Thursday, May 28, 2009

Is Saving Bad for the Economy?

I recently heard a radio ad that was telling everyone to just go out and spend money. There was no advertisement for any particular product. Just - "Go Buy Something. Stimulate the Economy."

I read a post on The Simple Dollar that touched on this issue and thought I would make some additional comments on the subject.

Personally, I find it infuriating when people claim it is our fiduciary duty to spend money to "stimulate the economy." Either that or I hear people make excuses about taking on large amounts of debt or making extravagant purchases by saying, "Well, at least I'm stimulating the economy."

It's an interesting topic. I don't claim to be any financial expert but I think I should at least present a few facts of WHY economists claim spending stimulates the economy.

What do economists mean by "Economy"?

Generally when people refer to the "economy," they are most likely referring to GDP (Gross Domestic Product). GDP is basically just the sum of all economic activity, and this is how economists measure it :

Consumer Spending + Gross Investment + Government Spending + Trade Surplus (Deficit).
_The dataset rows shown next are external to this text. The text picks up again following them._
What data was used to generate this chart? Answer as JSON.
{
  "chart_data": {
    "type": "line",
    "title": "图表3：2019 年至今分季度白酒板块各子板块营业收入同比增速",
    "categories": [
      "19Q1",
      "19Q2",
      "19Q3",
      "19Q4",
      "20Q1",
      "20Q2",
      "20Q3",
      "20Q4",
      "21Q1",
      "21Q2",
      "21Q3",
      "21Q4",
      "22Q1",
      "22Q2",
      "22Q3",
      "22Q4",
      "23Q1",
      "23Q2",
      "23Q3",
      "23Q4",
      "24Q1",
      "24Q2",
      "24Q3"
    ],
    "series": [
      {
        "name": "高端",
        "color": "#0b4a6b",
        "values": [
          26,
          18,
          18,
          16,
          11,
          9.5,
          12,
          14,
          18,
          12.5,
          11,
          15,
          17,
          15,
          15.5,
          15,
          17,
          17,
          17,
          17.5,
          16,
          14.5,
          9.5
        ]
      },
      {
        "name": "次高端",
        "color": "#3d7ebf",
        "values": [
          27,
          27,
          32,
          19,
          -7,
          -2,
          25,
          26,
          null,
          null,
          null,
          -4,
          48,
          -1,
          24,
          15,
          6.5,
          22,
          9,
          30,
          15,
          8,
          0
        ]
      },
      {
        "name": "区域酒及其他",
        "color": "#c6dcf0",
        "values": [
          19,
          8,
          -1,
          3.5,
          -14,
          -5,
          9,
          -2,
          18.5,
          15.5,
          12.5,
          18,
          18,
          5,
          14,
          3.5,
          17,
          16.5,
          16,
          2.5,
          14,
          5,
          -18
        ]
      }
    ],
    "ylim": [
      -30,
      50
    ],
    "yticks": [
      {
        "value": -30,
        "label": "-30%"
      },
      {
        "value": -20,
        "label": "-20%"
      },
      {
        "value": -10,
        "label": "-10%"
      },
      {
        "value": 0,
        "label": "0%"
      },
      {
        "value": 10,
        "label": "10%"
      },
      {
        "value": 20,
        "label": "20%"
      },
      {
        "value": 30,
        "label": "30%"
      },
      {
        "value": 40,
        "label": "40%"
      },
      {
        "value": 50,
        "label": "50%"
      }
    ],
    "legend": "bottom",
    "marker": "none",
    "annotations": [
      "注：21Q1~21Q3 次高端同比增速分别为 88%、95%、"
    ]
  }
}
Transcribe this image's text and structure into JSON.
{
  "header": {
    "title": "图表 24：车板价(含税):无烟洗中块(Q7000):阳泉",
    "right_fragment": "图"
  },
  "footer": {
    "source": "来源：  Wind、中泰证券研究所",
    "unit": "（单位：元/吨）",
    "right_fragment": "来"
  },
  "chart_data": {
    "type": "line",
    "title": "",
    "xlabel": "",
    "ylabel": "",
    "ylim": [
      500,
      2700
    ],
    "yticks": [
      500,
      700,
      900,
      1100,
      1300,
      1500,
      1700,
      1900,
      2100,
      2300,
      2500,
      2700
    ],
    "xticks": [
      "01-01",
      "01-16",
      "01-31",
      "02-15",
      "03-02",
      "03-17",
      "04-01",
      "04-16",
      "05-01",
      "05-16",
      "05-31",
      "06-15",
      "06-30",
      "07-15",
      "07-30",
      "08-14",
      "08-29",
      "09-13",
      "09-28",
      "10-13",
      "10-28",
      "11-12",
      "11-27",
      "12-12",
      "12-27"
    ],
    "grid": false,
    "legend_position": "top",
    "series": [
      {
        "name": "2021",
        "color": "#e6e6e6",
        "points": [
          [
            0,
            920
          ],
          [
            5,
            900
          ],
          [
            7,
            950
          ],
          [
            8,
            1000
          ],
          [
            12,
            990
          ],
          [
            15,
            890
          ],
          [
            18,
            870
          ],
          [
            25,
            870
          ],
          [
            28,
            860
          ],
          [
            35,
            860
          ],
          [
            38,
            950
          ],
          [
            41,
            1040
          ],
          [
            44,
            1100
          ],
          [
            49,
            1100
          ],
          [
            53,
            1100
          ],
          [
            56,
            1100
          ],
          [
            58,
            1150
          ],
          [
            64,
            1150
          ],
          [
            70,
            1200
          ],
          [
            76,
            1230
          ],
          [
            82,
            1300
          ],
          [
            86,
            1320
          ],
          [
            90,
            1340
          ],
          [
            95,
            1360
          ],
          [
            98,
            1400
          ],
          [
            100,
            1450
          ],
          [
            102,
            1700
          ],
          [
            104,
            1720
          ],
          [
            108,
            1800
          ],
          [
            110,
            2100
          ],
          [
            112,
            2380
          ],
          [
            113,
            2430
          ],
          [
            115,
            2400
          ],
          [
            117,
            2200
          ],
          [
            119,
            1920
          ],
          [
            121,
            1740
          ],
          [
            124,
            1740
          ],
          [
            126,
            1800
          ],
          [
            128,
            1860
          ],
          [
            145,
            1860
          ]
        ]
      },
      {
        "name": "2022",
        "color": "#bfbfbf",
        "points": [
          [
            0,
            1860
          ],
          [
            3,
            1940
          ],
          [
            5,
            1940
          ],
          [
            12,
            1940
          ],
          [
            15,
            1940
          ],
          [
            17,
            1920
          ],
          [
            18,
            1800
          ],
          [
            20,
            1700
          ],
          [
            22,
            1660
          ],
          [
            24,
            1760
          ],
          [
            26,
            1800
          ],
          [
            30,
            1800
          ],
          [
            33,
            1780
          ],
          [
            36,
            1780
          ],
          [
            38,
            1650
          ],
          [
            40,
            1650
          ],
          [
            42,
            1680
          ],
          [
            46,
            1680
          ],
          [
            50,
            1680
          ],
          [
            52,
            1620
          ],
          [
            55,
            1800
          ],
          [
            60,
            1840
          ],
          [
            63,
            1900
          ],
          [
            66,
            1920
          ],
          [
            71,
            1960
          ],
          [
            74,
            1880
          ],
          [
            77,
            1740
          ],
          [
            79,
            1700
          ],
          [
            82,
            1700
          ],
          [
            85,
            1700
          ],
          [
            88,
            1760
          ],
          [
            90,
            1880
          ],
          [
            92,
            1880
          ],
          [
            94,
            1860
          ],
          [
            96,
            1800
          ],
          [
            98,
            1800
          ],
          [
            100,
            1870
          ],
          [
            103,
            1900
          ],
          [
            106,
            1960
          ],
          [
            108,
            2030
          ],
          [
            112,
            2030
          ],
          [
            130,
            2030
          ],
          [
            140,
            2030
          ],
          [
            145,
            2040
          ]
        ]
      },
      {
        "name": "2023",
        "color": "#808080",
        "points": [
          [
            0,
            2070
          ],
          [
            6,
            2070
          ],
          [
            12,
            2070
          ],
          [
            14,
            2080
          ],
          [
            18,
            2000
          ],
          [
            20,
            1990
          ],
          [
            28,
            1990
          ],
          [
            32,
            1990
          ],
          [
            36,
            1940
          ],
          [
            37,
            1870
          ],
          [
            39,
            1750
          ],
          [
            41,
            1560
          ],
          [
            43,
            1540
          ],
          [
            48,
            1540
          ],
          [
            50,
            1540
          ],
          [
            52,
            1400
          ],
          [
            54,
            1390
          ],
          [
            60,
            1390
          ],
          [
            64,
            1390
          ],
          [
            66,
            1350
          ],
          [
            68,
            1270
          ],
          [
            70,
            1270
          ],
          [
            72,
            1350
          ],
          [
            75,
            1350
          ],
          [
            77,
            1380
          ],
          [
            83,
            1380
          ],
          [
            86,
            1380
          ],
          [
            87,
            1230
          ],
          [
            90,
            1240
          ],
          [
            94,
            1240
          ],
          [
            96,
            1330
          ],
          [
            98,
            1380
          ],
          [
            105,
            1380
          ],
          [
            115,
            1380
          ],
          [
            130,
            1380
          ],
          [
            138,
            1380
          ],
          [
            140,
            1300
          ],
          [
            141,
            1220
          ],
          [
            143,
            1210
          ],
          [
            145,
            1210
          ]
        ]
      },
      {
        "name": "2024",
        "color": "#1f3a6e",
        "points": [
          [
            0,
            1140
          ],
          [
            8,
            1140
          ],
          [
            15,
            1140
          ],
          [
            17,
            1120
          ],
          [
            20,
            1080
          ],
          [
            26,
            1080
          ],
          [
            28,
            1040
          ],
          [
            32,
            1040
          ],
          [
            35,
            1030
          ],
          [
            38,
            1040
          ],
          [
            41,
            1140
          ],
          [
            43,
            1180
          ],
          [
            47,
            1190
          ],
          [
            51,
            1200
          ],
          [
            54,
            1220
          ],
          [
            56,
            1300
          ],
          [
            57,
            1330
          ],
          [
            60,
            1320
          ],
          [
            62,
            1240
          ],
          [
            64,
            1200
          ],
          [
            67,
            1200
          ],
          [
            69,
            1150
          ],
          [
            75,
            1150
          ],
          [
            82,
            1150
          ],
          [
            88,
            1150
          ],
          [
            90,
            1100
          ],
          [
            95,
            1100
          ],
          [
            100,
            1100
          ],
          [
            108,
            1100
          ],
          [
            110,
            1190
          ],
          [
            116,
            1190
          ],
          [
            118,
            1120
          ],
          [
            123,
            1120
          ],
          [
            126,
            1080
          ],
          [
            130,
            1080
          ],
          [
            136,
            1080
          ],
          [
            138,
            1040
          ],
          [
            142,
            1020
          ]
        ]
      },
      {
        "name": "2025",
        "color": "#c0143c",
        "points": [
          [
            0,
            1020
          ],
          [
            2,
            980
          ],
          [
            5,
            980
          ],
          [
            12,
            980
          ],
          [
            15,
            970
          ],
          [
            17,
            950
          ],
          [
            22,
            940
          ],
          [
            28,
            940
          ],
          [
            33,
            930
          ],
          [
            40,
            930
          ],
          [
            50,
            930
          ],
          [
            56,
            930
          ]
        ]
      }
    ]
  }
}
Consumer Spending generally makes up around 70% of our GDP. So if GDP is considered to be the measure of our “economy” - then yes, Consumer Spending is one of the biggest factors.

Saving does not contribute directly to GDP but can have an indirect effect. Saving and investment helps provide capital for other businesses and individuals. This capital can then be used to build factories or houses or do something that increases GDP.

Is Saving Hurting the Economy?

A recession is by definition, is negative GDP growth for two consecutive quarters.

The current recession is a result of two very significant changes in GDP.

First
, consumer spending changed dramatically. When consumers as a whole went from a savings rate of NEGATIVE 2% to POSITIVE 5%, that net change in such a short amount of time is what caused such a sharp decrease in GDP. So yes, saving instead of spending has caused a sharp drop in GDP, but I don't think that means it has been "bad for the economy."

Second, two of the largest inventories in United States (Houses and Cars) have fallen in demand/price - and no amount of credit or loans is going to fix it. These relate to the "gross investment" portion of GDP. We have been seeing a lowering of inventories and gross investment because of the fallen demand.

These are the two fundamental reasons for negative GDP growth. And GDP is what economists are referring to when they claim that spending stimulates the economy.

So, Spend or Save?

The good news is that now the savings rate is at a healthy level, we will most likely only see increases in future consumer spending. As soon as the housing market corrects itself and we can get rid of the excess waste in the auto industry, we should only see increases in the gross investment portion of GDP.

I personally believe that saving is incredibly important, and the lack of saving in the last decade is one of the reasons why this recession was necessary. Honestly I think that the debate of spending vs. saving is pointless. This is a personal decision that should be decided by individual needs, not by macroeconomics. My only advice is to spend less than you earn and don't think that "stimulating the economy" should give you carte blanche to spend whatever you want.

Wednesday, May 6, 2009

Save and THEN Spend!

Below I've included a widget from one of my new favorite ideas out there to make your life feel "financially planned." It's called SmartyPig and it is an online savings account (with the highest interest rate I've found anywhere right now - don't worry, it's totally legit and FDIC insured) that allows a more interactive and more rewarding way to save.

With your account you can set up any number of "savings goals" - and with each goal you determine the total amount you want to save and by what date you want to meet your goal. Then you set up an automatic withdrawal - and watch the piggy bank fill up.

Imagine if this is what we did with every purchase? Instead of paying $300/month for a car... imagine SAVING $300/month for a car (and earning 3% interest instead of paying 6%!) and then buying it once you save enough. One thing is for sure... when you borrow money you feel like you can afford a lot more than you actually can, and you end up buying more than you normally would.

I would recommend, that even if you are paying $300/month for your car right now, the MOMENT you make that final payment - vow to NEVER stop making a car payment! You're going to need a car again eventually. If you put continue to make your car payment and save $300/month, you'll be able to purchase your next car with cash - and trust me, earning interest instead of paying interest with your car payment makes a HUGE difference.

This is why I plan on never borrowing again except to purchase a home. Even then I hope that I don't buy more than I can afford. Below I linked the widget just to show you how SmartyPig is turning saving into something social and fun. If my savings goal right now were something other than a goal to give gifts to others, I would ask that all gifts to me be contributions to my savings goal! Maybe I should start saving for something fun instead of practical.